None of these early cases were successfully treated. In 1983 the Clinical Psychobiology Branch at the US National Institutes of Health reported the first successful treatment of N24, by using vitamin B-12. Subsequent cases have reported N24s who respond to B-12 although many do not. (It makes me much worse!)
The next known case, in 1985, responded to clonazepam but the subject reported he felt worse on the drug despite his normalized schedule and chose to stop the drug and resume an N24 schedule. This was a pattern often found in later N24 cases — sometimes the cure is worse than the disease.
Three reports in the late 80s studied the effects of light, with differing results. Light successfully treated one person. Another N24 was initially able to entrain with light, but a later Internet report seems to say she (by the way the first woman with true N24) had to stop it due to migraines. But a Japanese study found that an N24 person was resistant to the normal phase shifting effects of light, suggesting that some N24s develop the condition due to insensitivity to light.
A few more reports appeared in the early 1990s. The NIH published a detailed study of a second patient, showing endocrine abnormalities, some of which were corrected by light treatment while others were not. And researchers in Japan published a growing number of case reports and pioneering studies.
What’s striking about these early cases of N24 is how few of them there were: eight years between the first and second cases! N24 appeared to be a very rare disorder, and it’s probable no N24 ever met anyone else with N24.
Then came the Internet.
As with many conditions, the Internet has broken the isolation of N24s. It’s still a rare condition by any measure, but not as rare as once thought. On Internet sites and mailing lists such as the NiteOwl list for DSPS and N24, more and more N24 people are popping up to say “I’m here” and the talk about the difficulties of living with and/or trying to treat their condition. And that’s why I’m here on this blog, to talk about N24, what N24 folks say, what the science says. This post has been about the past of N24, but we are here to make a better future for those whose sleep follows a “different drummer”. Great thanks to delayed2sleep for inviting me on this blog. Let’s see what we can do!
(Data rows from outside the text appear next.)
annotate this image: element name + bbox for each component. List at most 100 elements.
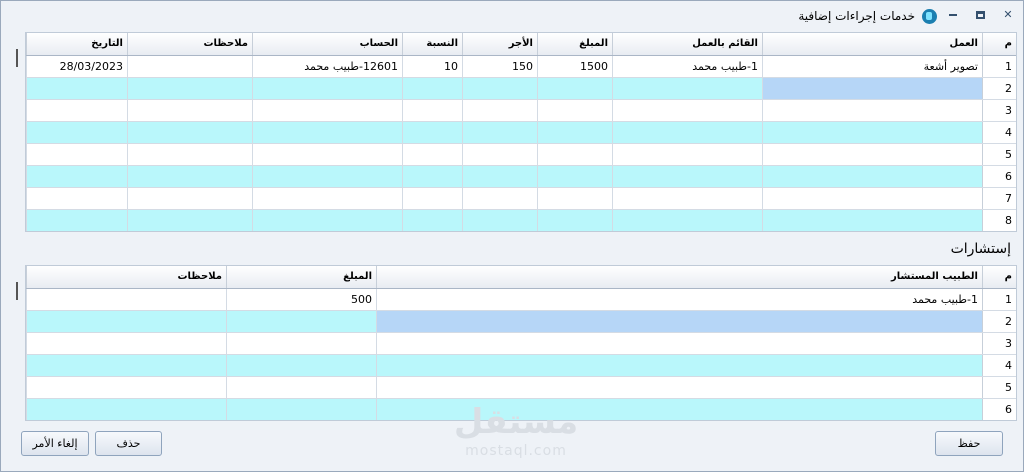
col-header-index[interactable]: م [982,266,1016,289]
table-cell[interactable] [252,120,403,144]
table-cell[interactable] [462,120,538,144]
table-cell[interactable] [612,164,763,188]
table-cell[interactable] [612,98,763,122]
table-cell[interactable] [537,186,613,210]
table-cell[interactable] [252,164,403,188]
table-cell[interactable] [537,120,613,144]
table-cell[interactable] [537,98,613,122]
table-cell[interactable] [612,76,763,100]
table-cell[interactable] [402,208,463,231]
table-cell[interactable] [252,76,403,100]
table-cell[interactable] [252,142,403,166]
table-cell[interactable] [612,186,763,210]
table-cell[interactable] [226,353,377,377]
table-cell[interactable] [462,186,538,210]
table-cell[interactable] [26,186,128,210]
table-row[interactable]: 2 [26,76,1016,100]
table-cell[interactable] [127,208,253,231]
table-cell[interactable] [26,208,128,231]
table-cell[interactable] [462,76,538,100]
table-row[interactable]: 5 [26,375,1016,399]
table-cell[interactable] [762,76,983,100]
table-cell[interactable] [127,76,253,100]
table-cell[interactable] [26,397,227,420]
table-cell[interactable] [402,142,463,166]
table-row[interactable]: 4 [26,353,1016,377]
table-cell[interactable] [226,331,377,355]
table-cell[interactable]: 10 [402,54,463,78]
table-cell[interactable] [762,186,983,210]
table-cell[interactable] [127,186,253,210]
table-cell[interactable] [226,375,377,399]
table-cell[interactable] [612,208,763,231]
table-row[interactable]: 8 [26,208,1016,231]
table-cell[interactable] [537,164,613,188]
col-header-percentage[interactable]: النسبة [402,33,463,56]
table-cell[interactable] [26,331,227,355]
col-header-index[interactable]: م [982,33,1016,56]
table-cell[interactable] [537,208,613,231]
table-cell[interactable] [376,353,983,377]
table-cell[interactable] [762,142,983,166]
table-cell[interactable]: 1500 [537,54,613,78]
col-header-amount[interactable]: المبلغ [537,33,613,56]
table-cell[interactable] [537,142,613,166]
table-cell[interactable] [226,397,377,420]
table-cell[interactable] [402,98,463,122]
close-icon[interactable]: ✕ [1001,8,1015,22]
table-row[interactable]: 3 [26,331,1016,355]
table-cell[interactable] [26,76,128,100]
col-header-account[interactable]: الحساب [252,33,403,56]
table-cell[interactable]: 28/03/2023 [26,54,128,78]
table-cell[interactable] [252,208,403,231]
table-cell[interactable] [127,98,253,122]
table-cell[interactable] [26,287,227,311]
col-header-amount[interactable]: المبلغ [226,266,377,289]
delete-button[interactable]: حذف [95,431,162,456]
col-header-consultant[interactable]: الطبيب المستشار [376,266,983,289]
table-cell[interactable] [252,98,403,122]
table-cell[interactable] [462,164,538,188]
table-cell[interactable] [376,309,983,333]
cancel-button[interactable]: إلغاء الأمر [21,431,89,456]
table-cell[interactable] [376,331,983,355]
table-cell[interactable]: 12601-طبيب محمد [252,54,403,78]
col-header-fee[interactable]: الأجر [462,33,538,56]
table-row[interactable]: 5 [26,142,1016,166]
table-cell[interactable] [762,208,983,231]
table-cell[interactable] [26,120,128,144]
maximize-icon[interactable] [973,8,987,22]
table-cell[interactable] [762,164,983,188]
table-cell[interactable]: 500 [226,287,377,311]
table-cell[interactable] [612,120,763,144]
table-cell[interactable]: 1-طبيب محمد [612,54,763,78]
table-cell[interactable] [127,142,253,166]
table-cell[interactable] [462,208,538,231]
table-row[interactable]: 6 [26,164,1016,188]
col-header-notes[interactable]: ملاحظات [26,266,227,289]
table-cell[interactable]: 1-طبيب محمد [376,287,983,311]
table-cell[interactable] [127,164,253,188]
grid-splitter-handle[interactable] [16,49,18,67]
table-cell[interactable] [26,309,227,333]
minimize-icon[interactable] [946,8,960,22]
table-cell[interactable] [226,309,377,333]
table-cell[interactable]: 150 [462,54,538,78]
table-cell[interactable] [762,98,983,122]
table-cell[interactable] [252,186,403,210]
table-cell[interactable] [127,54,253,78]
table-row[interactable]: 7 [26,186,1016,210]
table-cell[interactable] [402,164,463,188]
col-header-notes[interactable]: ملاحظات [127,33,253,56]
table-row[interactable]: 4 [26,120,1016,144]
table-row[interactable]: 1 1-طبيب محمد 500 [26,287,1016,311]
grid-splitter-handle[interactable] [16,282,18,300]
table-cell[interactable] [612,142,763,166]
table-row[interactable]: 2 [26,309,1016,333]
col-header-date[interactable]: التاريخ [26,33,128,56]
table-cell[interactable] [26,164,128,188]
table-cell[interactable] [26,142,128,166]
table-cell[interactable] [762,120,983,144]
table-cell[interactable]: تصوير أشعة [762,54,983,78]
table-cell[interactable] [462,142,538,166]
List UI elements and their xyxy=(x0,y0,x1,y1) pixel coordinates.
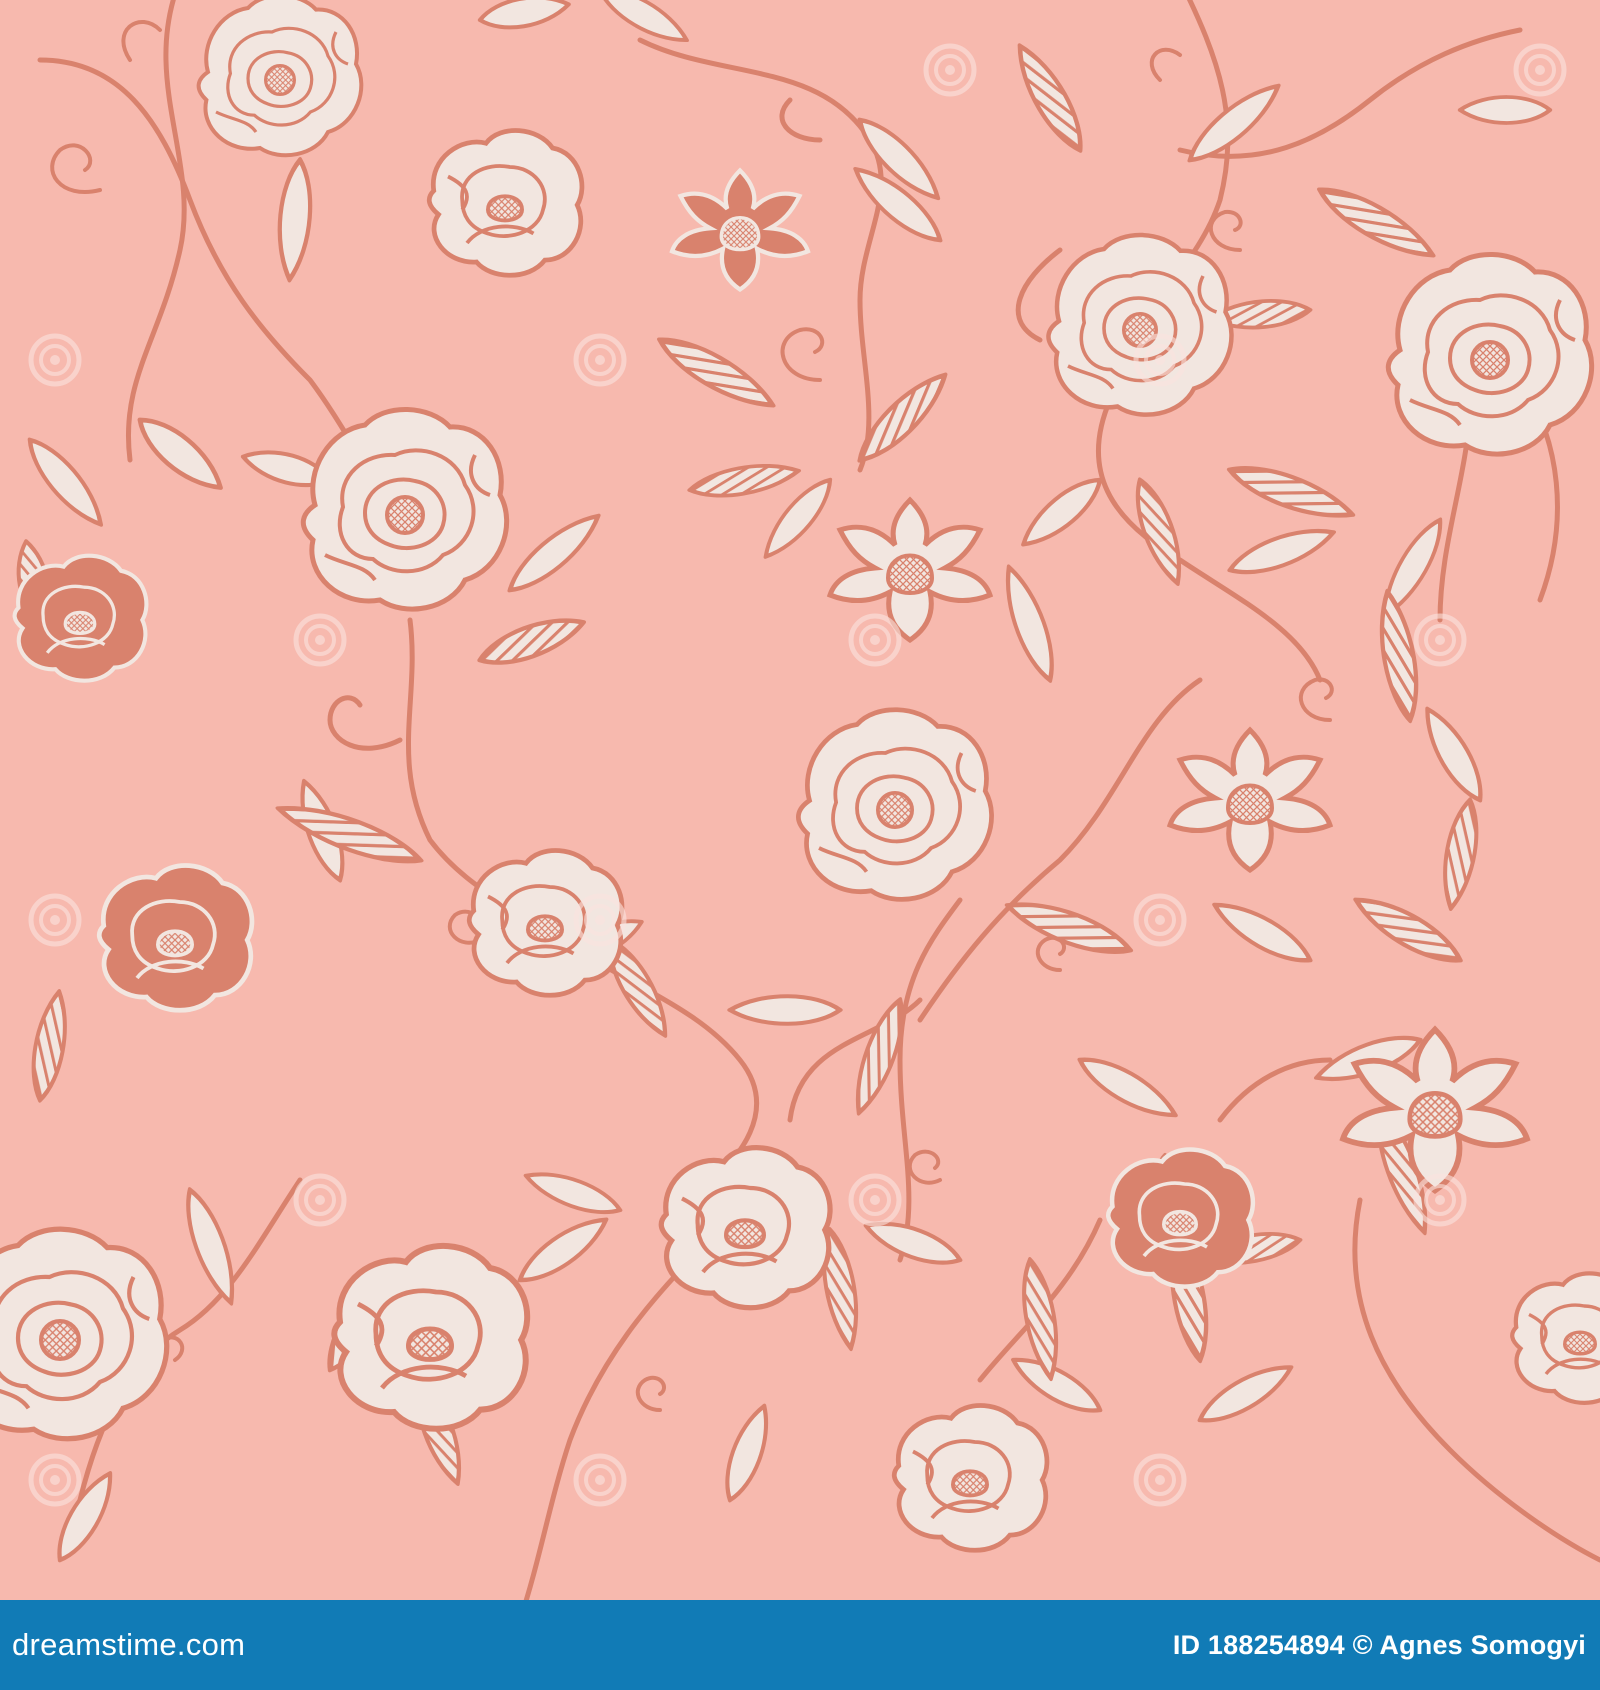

I classified “A Man with Too Long a Day” as the first medical report of a person with N24, and that is accurate and how it is generally cited in the medical literature. However a few years ago I was reading Sylvia Nasar’s biography of John Nash, A Beautiful Mind. She devotes a chapter to Nash’s friend, the brilliant mathematician and game theorist Lloyd Shapley. Shapley and Nash met at Princeton in 1950 when both were graduate students. In describing Shapley, Nasar says this:
Shapley’s greatest eccentricity at the time was his claim that he was on a
twenty-five-hour sleep cycle. He worked and slept at extremely odd hours, often
transposing night and day. “Every once in a while he’d disappear from sight.”
another student recalled. “That’s what he said. We accepted anything.”
It’s not clear if Shapley’s schedule was voluntary or involuntary. The latter would make him the first known N24.
Posted by LivingwithN24 (James Fadden).